Drive-in racking is a high-density warehouse storage system designed for products that are stored in large quantities on pallets. Instead of leaving an aisle between every rack row, forklifts drive directly into deep storage lanes supported by steel frames and pallet rails. This saves floor space and increases storage capacity, which matters in cold storage, bulk goods, and manufacturing warehouses where space is expensive.
The tradeoff is that access to individual pallets is more limited than in selective racking.
Key Facts
- Storage density increases when aisle space is reduced: storage density = pallet positions / floor area.

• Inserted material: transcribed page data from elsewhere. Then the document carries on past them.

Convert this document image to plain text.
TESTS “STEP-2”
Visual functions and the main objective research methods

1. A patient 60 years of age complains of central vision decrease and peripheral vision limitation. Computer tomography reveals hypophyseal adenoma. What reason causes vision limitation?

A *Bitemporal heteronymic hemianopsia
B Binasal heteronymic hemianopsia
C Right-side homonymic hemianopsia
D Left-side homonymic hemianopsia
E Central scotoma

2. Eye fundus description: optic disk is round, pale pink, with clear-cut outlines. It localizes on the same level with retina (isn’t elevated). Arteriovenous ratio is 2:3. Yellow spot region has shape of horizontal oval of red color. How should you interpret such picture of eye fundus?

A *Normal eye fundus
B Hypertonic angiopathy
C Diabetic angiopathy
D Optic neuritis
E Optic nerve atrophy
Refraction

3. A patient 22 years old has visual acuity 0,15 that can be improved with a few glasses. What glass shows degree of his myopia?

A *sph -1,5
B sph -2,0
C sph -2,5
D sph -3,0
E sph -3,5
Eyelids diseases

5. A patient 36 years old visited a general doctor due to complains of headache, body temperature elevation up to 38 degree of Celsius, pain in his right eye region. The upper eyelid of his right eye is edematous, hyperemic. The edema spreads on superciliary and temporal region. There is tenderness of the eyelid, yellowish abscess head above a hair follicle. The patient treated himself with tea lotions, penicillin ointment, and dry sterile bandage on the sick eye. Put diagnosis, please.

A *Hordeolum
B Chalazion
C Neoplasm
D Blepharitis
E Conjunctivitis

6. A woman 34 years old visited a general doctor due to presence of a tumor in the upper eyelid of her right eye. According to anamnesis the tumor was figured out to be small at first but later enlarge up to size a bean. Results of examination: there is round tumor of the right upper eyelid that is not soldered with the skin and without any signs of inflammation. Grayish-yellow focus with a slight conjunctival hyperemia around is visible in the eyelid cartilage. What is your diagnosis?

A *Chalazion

- Drive-in racking usually follows LIFO flow: last pallet in = first pallet out.
- Lane capacity = pallets deep x pallet levels high x lanes wide.
- Required aisle and lane clearances depend on forklift width, turning radius, pallet size, and rack tolerance.
- Load per bay = pallet weight x number of pallet positions supported by that bay.
- Drive-in racking works best when many pallets share the same SKU and rotation speed.
Vocabulary
- Drive-in racking
- A pallet storage system where a forklift enters rack lanes to place or remove pallets from support rails.
- Storage lane
- A deep channel inside the rack where pallets of the same product are stored one behind another.
- Pallet rail
- A horizontal steel support that holds pallets along the sides of a drive-in rack lane.
- LIFO
- Last-in, first-out is an inventory flow where the most recently stored pallet is removed first.
- Upright frame
- A vertical steel rack structure that transfers pallet loads down to the warehouse floor.
Common Mistakes to Avoid
- Treating drive-in racking like selective racking is wrong because not every pallet is directly accessible from an aisle.
- Ignoring forklift clearance is wrong because even small errors can cause rack impacts, product damage, and unsafe operations.
- Mixing many different SKUs in one deep lane is wrong because buried pallets become difficult to reach and inventory rotation slows down.
- Calculating capacity from floor area alone is wrong because usable capacity also depends on pallet depth, rack levels, lane width, and safe load limits.
Practice Questions
- 1 A drive-in rack has 8 lanes, each lane stores pallets 5 deep and 4 levels high. How many pallet positions are available?
- 2 Each pallet weighs 900 kg. A lane contains 5 pallets per level and 4 levels. What total pallet mass is stored in one full lane?
- 3 A warehouse stores one product in large batches and ships the newest pallets first. Explain why drive-in racking may be a better choice than selective racking for this operation.